Deduplication¶
dedupe(source) finds duplicates within one dataset. It links the dataset
against itself and suppresses self-pairs internally — there is no
suppress_self_pairs knob. The same DenseLinker
config works for both link and dedupe; only the method name changes.
src = Source(df, id_column="id", serializer=TemplateSerializer("{name} — {city}"))
result = linker.dedupe(src) # -> LinkageResult; self-pairs suppressed
From pairs to entities¶
Pairwise matches are transitive evidence, not final groups. Collapse them into
entity clusters with connected_components():
from denselinkage import connected_components
clusters = connected_components(result) # -> ClusteringResult
clusters.to_frame()
Tip
A record that produced no candidate pair is absent from result, so it is
missing from the clustering — and clustering_metrics would then score only the
records that did appear, silently inflating B³ recall. Pass the full id set so
unmatched records count as singletons and B³ is complete:
ids = src.frame[src.id_column].astype(str)

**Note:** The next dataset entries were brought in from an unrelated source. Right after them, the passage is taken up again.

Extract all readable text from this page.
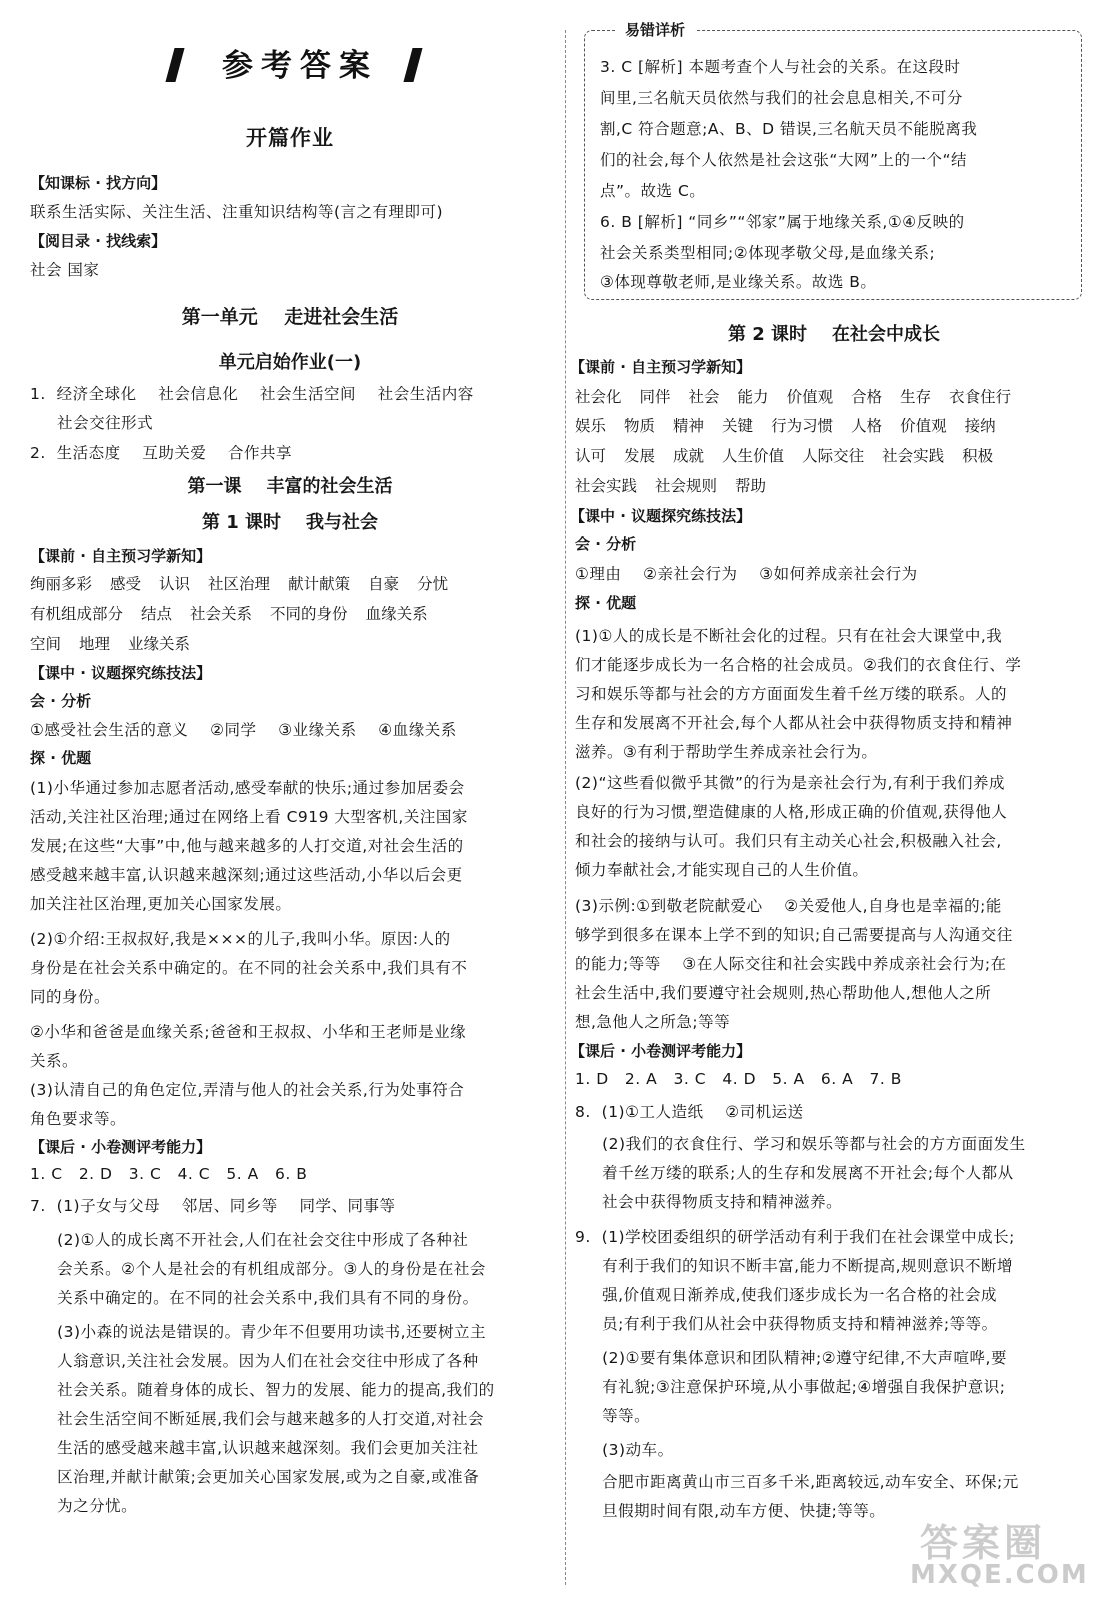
参考答案
开篇作业
【知课标 · 找方向】
联系生活实际、关注生活、注重知识结构等(言之有理即可)
【阅目录 · 找线索】
社会 国家
第一单元    走进社会生活
单元启始作业(一)
1.  经济全球化    社会信息化    社会生活空间    社会生活内容
社会交往形式
2.  生活态度    互助关爱    合作共享
第一课    丰富的社会生活
第 1 课时    我与社会
【课前 · 自主预习学新知】
绚丽多彩 感受 认识 社区治理 献计献策 自豪 分忧
有机组成部分 结点 社会关系 不同的身份 血缘关系
空间 地理 业缘关系
【课中 · 议题探究练技法】
会 · 分析
①感受社会生活的意义    ②同学    ③业缘关系    ④血缘关系
探 · 优题
(1)小华通过参加志愿者活动,感受奉献的快乐;通过参加居委会
活动,关注社区治理;通过在网络上看 C919 大型客机,关注国家
发展;在这些“大事”中,他与越来越多的人打交道,对社会生活的
感受越来越丰富,认识越来越深刻;通过这些活动,小华以后会更
加关注社区治理,更加关心国家发展。
(2)①介绍:王叔叔好,我是×××的儿子,我叫小华。原因:人的
身份是在社会关系中确定的。在不同的社会关系中,我们具有不
同的身份。
②小华和爸爸是血缘关系;爸爸和王叔叔、小华和王老师是业缘
关系。
(3)认清自己的角色定位,弄清与他人的社会关系,行为处事符合
角色要求等。
【课后 · 小卷测评考能力】
1. C   2. D   3. C   4. C   5. A   6. B
7.  (1)子女与父母    邻居、同乡等    同学、同事等
(2)①人的成长离不开社会,人们在社会交往中形成了各种社
会关系。②个人是社会的有机组成部分。③人的身份是在社会
关系中确定的。在不同的社会关系中,我们具有不同的身份。
(3)小森的说法是错误的。青少年不但要用功读书,还要树立主
人翁意识,关注社会发展。因为人们在社会交往中形成了各种
社会关系。随着身体的成长、智力的发展、能力的提高,我们的
社会生活空间不断延展,我们会与越来越多的人打交道,对社会
生活的感受越来越丰富,认识越来越深刻。我们会更加关注社
区治理,并献计献策;会更加关心国家发展,或为之自豪,或准备
为之分忧。
易错详析
3. C [解析] 本题考查个人与社会的关系。在这段时
间里,三名航天员依然与我们的社会息息相关,不可分
割,C 符合题意;A、B、D 错误,三名航天员不能脱离我
们的社会,每个人依然是社会这张“大网”上的一个“结
点”。故选 C。
6. B [解析] “同乡”“邻家”属于地缘关系,①④反映的
社会关系类型相同;②体现孝敬父母,是血缘关系;
③体现尊敬老师,是业缘关系。故选 B。
第 2 课时    在社会中成长
【课前 · 自主预习学新知】
社会化 同伴 社会 能力 价值观 合格 生存 衣食住行
娱乐 物质 精神 关键 行为习惯 人格 价值观 接纳
认可 发展 成就 人生价值 人际交往 社会实践 积极
社会实践 社会规则 帮助
【课中 · 议题探究练技法】
会 · 分析
①理由    ②亲社会行为    ③如何养成亲社会行为
探 · 优题
(1)①人的成长是不断社会化的过程。只有在社会大课堂中,我
们才能逐步成长为一名合格的社会成员。②我们的衣食住行、学
习和娱乐等都与社会的方方面面发生着千丝万缕的联系。人的
生存和发展离不开社会,每个人都从社会中获得物质支持和精神
滋养。③有利于帮助学生养成亲社会行为。
(2)“这些看似微乎其微”的行为是亲社会行为,有利于我们养成
良好的行为习惯,塑造健康的人格,形成正确的价值观,获得他人
和社会的接纳与认可。我们只有主动关心社会,积极融入社会,
倾力奉献社会,才能实现自己的人生价值。
(3)示例:①到敬老院献爱心    ②关爱他人,自身也是幸福的;能
够学到很多在课本上学不到的知识;自己需要提高与人沟通交往
的能力;等等    ③在人际交往和社会实践中养成亲社会行为;在
社会生活中,我们要遵守社会规则,热心帮助他人,想他人之所
想,急他人之所急;等等
【课后 · 小卷测评考能力】
1. D   2. A   3. C   4. D   5. A   6. A   7. B
8.  (1)①工人造纸    ②司机运送
(2)我们的衣食住行、学习和娱乐等都与社会的方方面面发生
着千丝万缕的联系;人的生存和发展离不开社会;每个人都从
社会中获得物质支持和精神滋养。
9.  (1)学校团委组织的研学活动有利于我们在社会课堂中成长;
有利于我们的知识不断丰富,能力不断提高,规则意识不断增
强,价值观日渐养成,使我们逐步成长为一名合格的社会成
员;有利于我们从社会中获得物质支持和精神滋养;等等。
(2)①要有集体意识和团队精神;②遵守纪律,不大声喧哗,要
有礼貌;③注意保护环境,从小事做起;④增强自我保护意识;
等等。
(3)动车。
合肥市距离黄山市三百多千米,距离较远,动车安全、环保;元
旦假期时间有限,动车方便、快捷;等等。
答案圈
MXQE.COM
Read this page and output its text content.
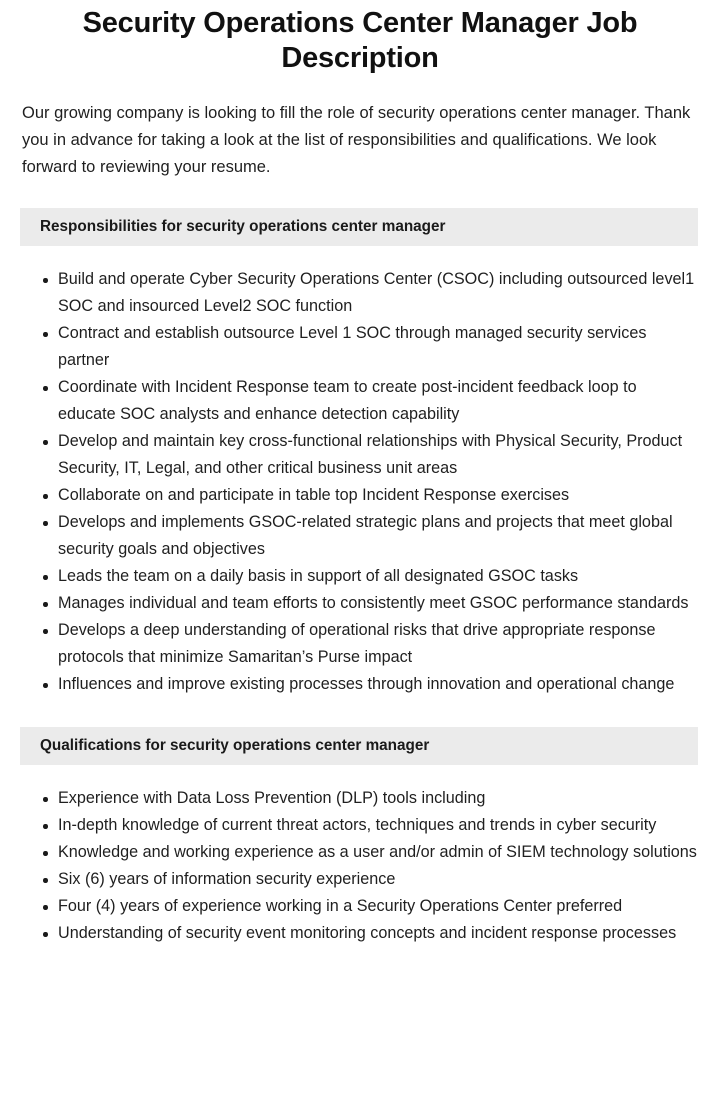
Security Operations Center Manager Job Description

Our growing company is looking to fill the role of security operations center manager. Thank you in advance for taking a look at the list of responsibilities and qualifications. We look forward to reviewing your resume.

Responsibilities for security operations center manager
Build and operate Cyber Security Operations Center (CSOC) including outsourced level1 SOC and insourced Level2 SOC function
Contract and establish outsource Level 1 SOC through managed security services partner
Coordinate with Incident Response team to create post-incident feedback loop to educate SOC analysts and enhance detection capability
Develop and maintain key cross-functional relationships with Physical Security, Product Security, IT, Legal, and other critical business unit areas
Collaborate on and participate in table top Incident Response exercises
Develops and implements GSOC-related strategic plans and projects that meet global security goals and objectives
Leads the team on a daily basis in support of all designated GSOC tasks
Manages individual and team efforts to consistently meet GSOC performance standards
Develops a deep understanding of operational risks that drive appropriate response protocols that minimize Samaritan’s Purse impact
Influences and improve existing processes through innovation and operational change
Qualifications for security operations center manager
Experience with Data Loss Prevention (DLP) tools including
In-depth knowledge of current threat actors, techniques and trends in cyber security
Knowledge and working experience as a user and/or admin of SIEM technology solutions
Six (6) years of information security experience
Four (4) years of experience working in a Security Operations Center preferred
Understanding of security event monitoring concepts and incident response processes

clusters = connected_components(result, all_record_ids=ids)
Warning
connected_components is transitive: if A matches B and B matches C, all
three land in one cluster even if A and C were never matched directly. With a
noisy matcher this can snowball into oversized clusters — watch for cluster
quality (recall ≫ precision) using clustering metrics.
Evaluate against order-insensitive gold¶
For dedup, a pair is unordered — ("1","2") and ("2","1") are the same. The
metrics canonicalize each pair, so pass your gold once and let the evaluator
handle direction (see the directed flag in Evaluation).
Full example¶
Runnable on the dependency-free stack (dedupe → connected_components → B³):
"""Example 04 — Deduplication on the dependency-free stack (runnable).
The same dedup workflow as ``02``, but wired on the lexical reference stack
(``HashedNGramEmbedder`` + ``NumpyFlatIndex`` + ``ThresholdMatcher`` via
``DenseLinker.with_defaults``), so it runs with no extras: dedupe -> cluster ->
B3 quality, all on numpy + pandas. ``02`` shows the production semantic + LLM
shape (needs the ``[all]`` extras + a live LLM); this is the runnable counterpart.
"""
import pandas as pd
from denselinkage import (
DenseLinker,
LabeledPairs,
Source,
TemplateSerializer,
connected_components,
)
from denselinkage.metrics import clustering_metrics
def main() -> None:
df = pd.DataFrame(
{
"id": ["1", "2", "3", "4", "5"],
"name": [
"Apple Inc",
"Apple Incorporated",
"Microsoft Corp",
"Microsoft Corporation",
"Google LLC",
],
"city": ["Cupertino", "Cupertino", "Redmond", "Redmond", "Mountain View"],
}
)
# Gold dedup pairs are order-insensitive (see 02). Google (5) is a singleton.
gold = LabeledPairs.from_pairs([("1", "2"), ("3", "4")])
linker = DenseLinker.with_defaults() # lexical reference stack
src = Source(df, id_column="id", serializer=TemplateSerializer("{name} — {city}"))
result = linker.dedupe(src) # -> LinkageResult; self-pairs suppressed internally
print("--- Pairwise matches ---")
print(result.to_frame())
# result.errors is empty here: the threshold matcher decides every scored
# pair; an LLM matcher (see 02) surfaces undecided pairs as MatchErrors.
# connected_components is TRANSITIVE (A~B, B~C -> one cluster); with a noisy
# matcher this can over-merge. Watch for B3 recall >> precision + big clusters.
clusters = connected_components(result) # -> ClusteringResult
print(f"\n--- {clusters.n_clusters} clusters ---")
print(clusters.to_frame())
cm = clustering_metrics(clusters, gold=gold) # B3 (Bagga-Baldwin) quality
print(f"\nB3 P/R/F1: {cm.b3_precision:.3f} {cm.b3_recall:.3f} {cm.b3_f1:.3f}")
if __name__ == "__main__":
main()
Note
For the production semantic + LLM shape, see
examples/02_deduplication.py
— it uses the FAISS / sentence-transformers / LangChain adapters, so it needs
those extras (pip install "denselinkage[all]") and an OPENAI_API_KEY to run.